CDC analyzed data from the National Poison Data System (NPDS) for insight on U.S. exposures to tianeptine, an atypical tricyclic agent that lacks FDA approval but that Americans can still acquire over the internet. Researchers counted 218 poison control center calls reported to NPDS regarding tianeptine exposure during 2000–17, slightly more than one-half of them involving tianeptine exclusively. Most episodes affected individuals aged 21–40 years and produced moderate neurological, cardiovascular, and gastrointestinal outcomes. While exposure activity was low for most years of the study, researchers noticed a surge in tianeptine-related calls starting in 2014—possibly due to study results demonstrating the drug as an effective mu- and delta-opioid receptor.

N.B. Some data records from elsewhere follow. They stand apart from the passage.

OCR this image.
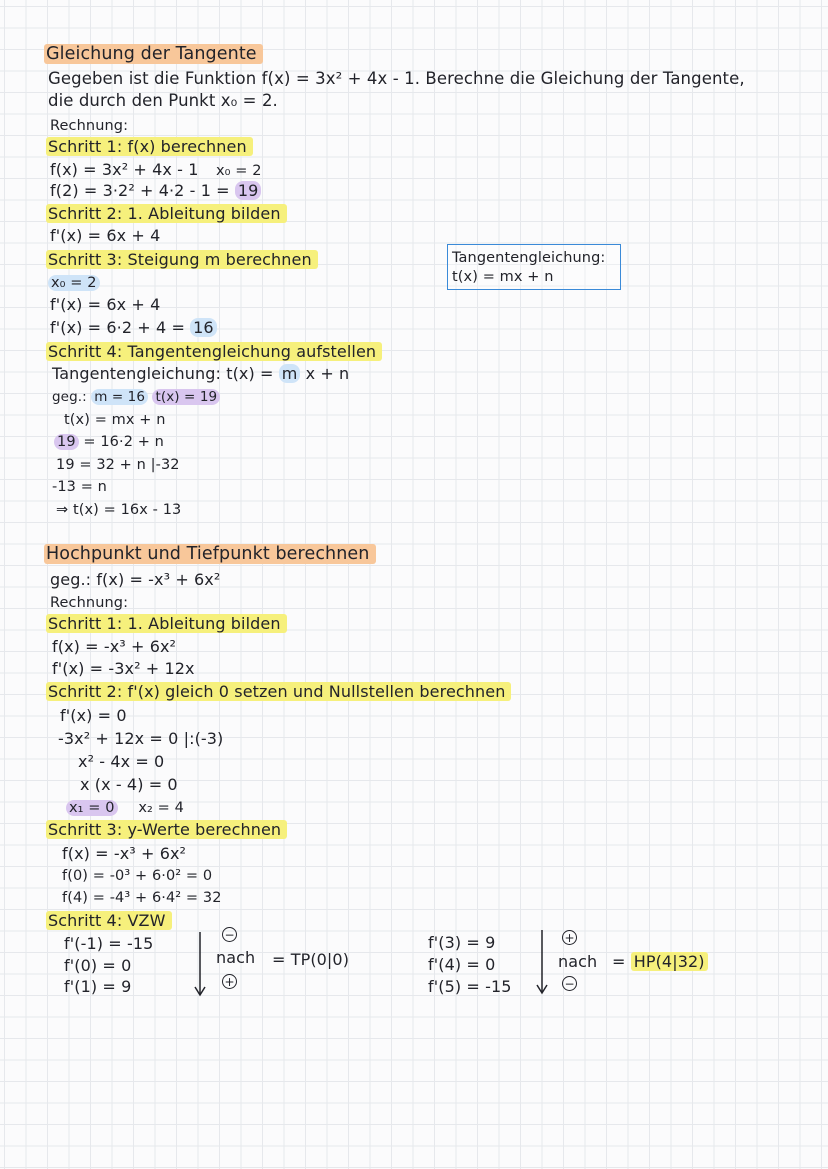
Gleichung der Tangente
Gegeben ist die Funktion f(x) = 3x² + 4x - 1. Berechne die Gleichung der Tangente,
die durch den Punkt x₀ = 2.
Rechnung:
Schritt 1: f(x) berechnen
f(x) = 3x² + 4x - 1 x₀ = 2
f(2) = 3·2² + 4·2 - 1 = 19
Schritt 2: 1. Ableitung bilden
f'(x) = 6x + 4
Schritt 3: Steigung m berechnen
x₀ = 2
f'(x) = 6x + 4
f'(x) = 6·2 + 4 = 16
Schritt 4: Tangentengleichung aufstellen
Tangentengleichung: t(x) = m x + n
geg.: m = 16 t(x) = 19
t(x) = mx + n
19 = 16·2 + n
19 = 32 + n |-32
-13 = n
⇒ t(x) = 16x - 13
Tangentengleichung:
t(x) = mx + n
Hochpunkt und Tiefpunkt berechnen
geg.: f(x) = -x³ + 6x²
Rechnung:
Schritt 1: 1. Ableitung bilden
f(x) = -x³ + 6x²
f'(x) = -3x² + 12x
Schritt 2: f'(x) gleich 0 setzen und Nullstellen berechnen
f'(x) = 0
-3x² + 12x = 0 |:(-3)
x² - 4x = 0
x (x - 4) = 0
x₁ = 0 x₂ = 4
Schritt 3: y-Werte berechnen
f(x) = -x³ + 6x²
f(0) = -0³ + 6·0² = 0
f(4) = -4³ + 6·4² = 32
Schritt 4: VZW
f'(-1) = -15
f'(0) = 0
f'(1) = 9
−
nach
+
= TP(0|0)
f'(3) = 9
f'(4) = 0
f'(5) = -15
+
nach
−
= HP(4|32)
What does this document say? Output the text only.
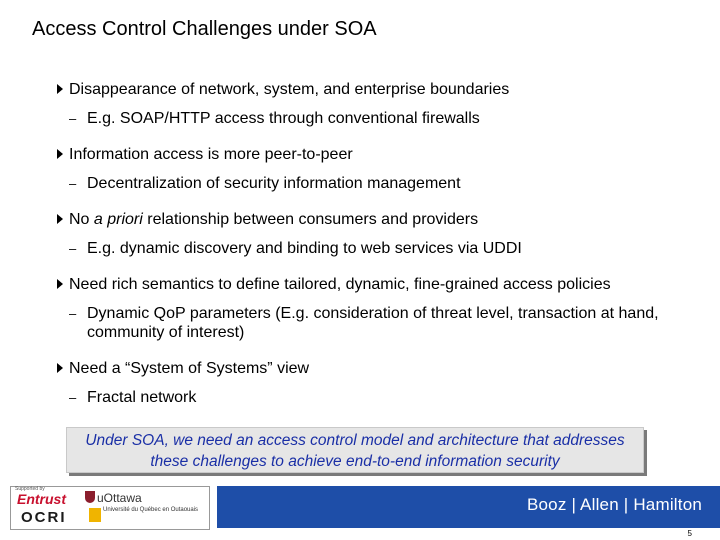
Access Control Challenges under SOA
Disappearance of network, system, and enterprise boundaries
– E.g. SOAP/HTTP access through conventional firewalls
Information access is more peer-to-peer
– Decentralization of security information management
No a priori relationship between consumers and providers
– E.g. dynamic discovery and binding to web services via UDDI
Need rich semantics to define tailored, dynamic, fine-grained access policies
– Dynamic QoP parameters (E.g. consideration of threat level, transaction at hand, community of interest)
Need a “System of Systems” view
– Fractal network
Under SOA, we need an access control model and architecture that addresses these challenges to achieve end-to-end information security
Supported by
Entrust
OCRI
uOttawa
Université du Québec en Outaouais	Booz | Allen | Hamilton
5
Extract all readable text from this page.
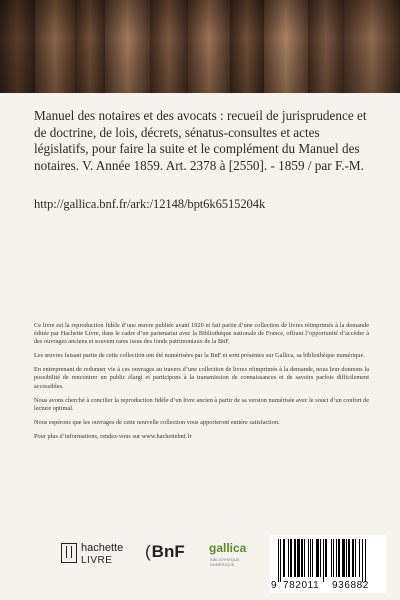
Manuel des notaires et des avocats : recueil de jurisprudence et de doctrine, de lois, décrets, sénatus-consultes et actes législatifs, pour faire la suite et le complément du Manuel des notaires. V. Année 1859. Art. 2378 à [2550]. - 1859 / par F.-M.

http://gallica.bnf.fr/ark:/12148/bpt6k6515204k

Ce livre est la reproduction fidèle d’une œuvre publiée avant 1920 et fait partie d’une collection de livres réimprimés à la demande éditée par Hachette Livre, dans le cadre d’un partenariat avec la Bibliothèque nationale de France, offrant l’opportunité d’accéder à des ouvrages anciens et souvent rares issus des fonds patrimoniaux de la BnF.

Les œuvres faisant partie de cette collection ont été numérisées par la BnF et sont présentes sur Gallica, sa bibliothèque numérique.

En entreprenant de redonner vie à ces ouvrages au travers d’une collection de livres réimprimés à la demande, nous leur donnons la possibilité de rencontrer un public élargi et participons à la transmission de connaissances et de savoirs parfois difficilement accessibles.

Nous avons cherché à concilier la reproduction fidèle d’un livre ancien à partir de sa version numérisée avec le souci d’un confort de lecture optimal.

Nous espérons que les ouvrages de cette nouvelle collection vous apporteront entière satisfaction.

Pour plus d’informations, rendez-vous sur www.hachettebnf.fr

hachette
LIVRE (BnF gallica
BIBLIOTHÈQUE NUMÉRIQUE
9 782011 936882
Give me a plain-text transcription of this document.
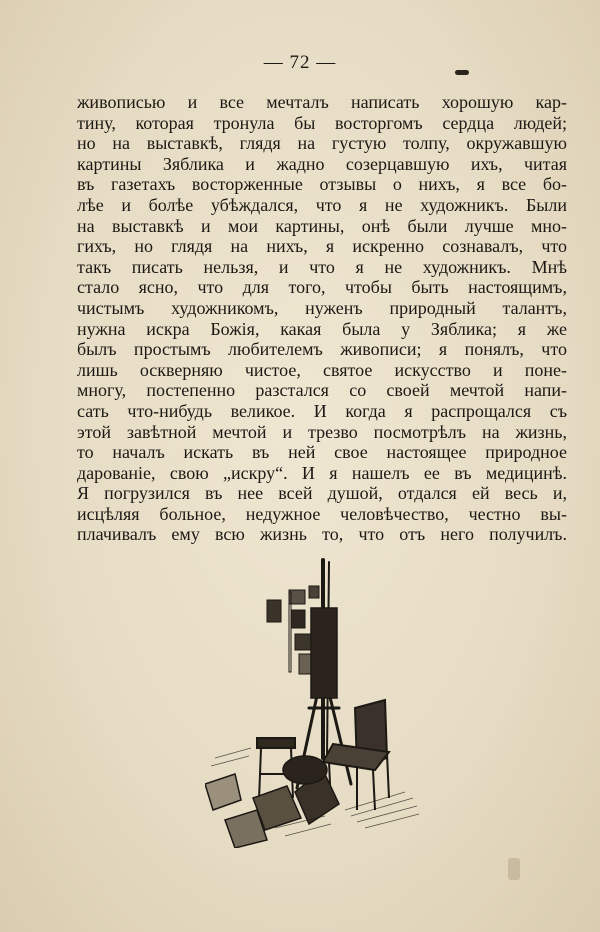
— 72 —
живописью и все мечталъ написать хорошую кар-
тину, которая тронула бы восторгомъ сердца людей;
но на выставкѣ, глядя на густую толпу, окружавшую
картины Зяблика и жадно созерцавшую ихъ, читая
въ газетахъ восторженные отзывы о нихъ, я все бо-
лѣе и болѣе убѣждался, что я не художникъ. Были
на выставкѣ и мои картины, онѣ были лучше мно-
гихъ, но глядя на нихъ, я искренно сознавалъ, что
такъ писать нельзя, и что я не художникъ. Мнѣ
стало ясно, что для того, чтобы быть настоящимъ,
чистымъ художникомъ, нуженъ природный талантъ,
нужна искра Божія, какая была у Зяблика; я же
былъ простымъ любителемъ живописи; я понялъ, что
лишь оскверняю чистое, святое искусство и поне-
многу, постепенно разстался со своей мечтой напи-
сать что-нибудь великое. И когда я распрощался съ
этой завѣтной мечтой и трезво посмотрѣлъ на жизнь,
то началъ искать въ ней свое настоящее природное
дарованіе, свою „искру“. И я нашелъ ее въ медицинѣ.
Я погрузился въ нее всей душой, отдался ей весь и,
исцѣляя больное, недужное человѣчество, честно вы-
плачивалъ ему всю жизнь то, что отъ него получилъ.
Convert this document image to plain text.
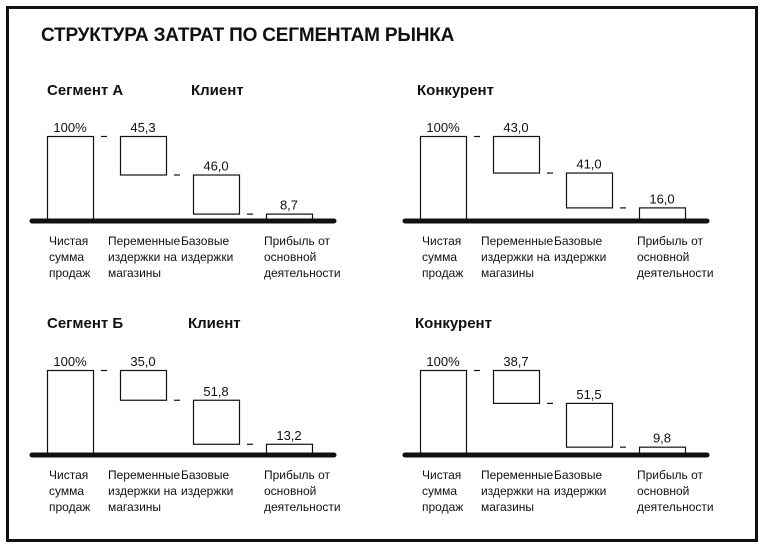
СТРУКТУРА ЗАТРАТ ПО СЕГМЕНТАМ РЫНКА
Сегмент А	Клиент	Конкурент
Сегмент Б	Клиент	Конкурент
100%
Чистая
сумма
продаж
45,3
Переменные
издержки на
магазины
46,0
Базовые
издержки
8,7
Прибыль от
основной
деятельности
100%
Чистая
сумма
продаж
43,0
Переменные
издержки на
магазины
41,0
Базовые
издержки
16,0
Прибыль от
основной
деятельности
100%
Чистая
сумма
продаж
35,0
Переменные
издержки на
магазины
51,8
Базовые
издержки
13,2
Прибыль от
основной
деятельности
100%
Чистая
сумма
продаж
38,7
Переменные
издержки на
магазины
51,5
Базовые
издержки
9,8
Прибыль от
основной
деятельности
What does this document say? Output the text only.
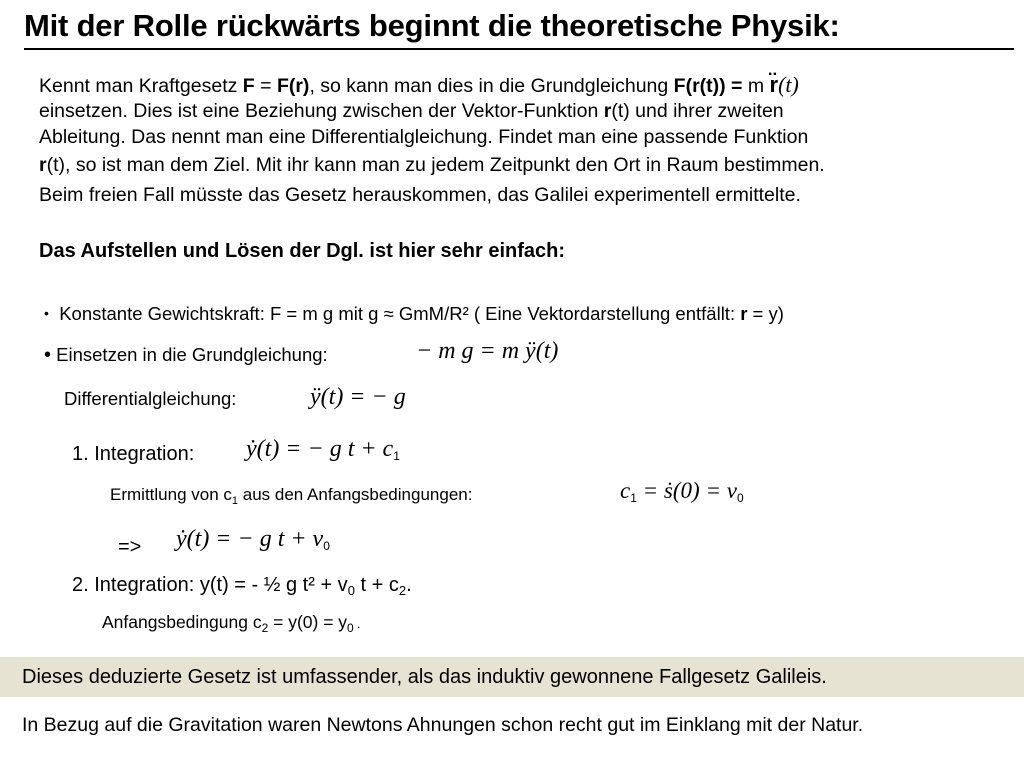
Mit der Rolle rückwärts beginnt die theoretische Physik:
Kennt man Kraftgesetz F = F(r), so kann man dies in die Grundgleichung F(r(t)) = m r̈(t)
einsetzen. Dies ist eine Beziehung zwischen der Vektor-Funktion r(t) und ihrer zweiten
Ableitung. Das nennt man eine Differentialgleichung. Findet man eine passende Funktion
r(t), so ist man dem Ziel. Mit ihr kann man zu jedem Zeitpunkt den Ort in Raum bestimmen.
Beim freien Fall müsste das Gesetz herauskommen, das Galilei experimentell ermittelte.
Das Aufstellen und Lösen der Dgl. ist hier sehr einfach:
• Konstante Gewichtskraft: F = m g mit g ≈ GmM/R² ( Eine Vektordarstellung entfällt: r = y)
• Einsetzen in die Grundgleichung:	− m g = m ÿ(t)
Differentialgleichung:	ÿ(t) = − g
1. Integration: ẏ(t) = − g $t + c_1$
Ermittlung von $c_1$ aus den Anfangsbedingungen:	$c_1$ = ṡ(0) = $v_0$
=> ẏ(t) = − g $t + v_0$
2. Integration: y(t) = - ½ g $t^2 + v_0$ $t + c_2$.
Anfangsbedingung $c_2 = y(0) = y_0$ .
Dieses deduzierte Gesetz ist umfassender, als das induktiv gewonnene Fallgesetz Galileis.
In Bezug auf die Gravitation waren Newtons Ahnungen schon recht gut im Einklang mit der Natur.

However, the opioid-like effects and adverse events from tianeptine, which is used in other countries as an antidepressant, raised red flags about a latent public health risk. Indeed, case reports indicate tianeptine has the potential for user toxicity, likely treatable with naloxone; addiction and withdrawal; neonatal abstinence syndrome in babies born to tianeptine-dependent mothers; and even death. The CDC analysis underscore the need for public outreach to increase awareness of tianeptine and its risks, as well as greater surveillance and reporting within the medical community.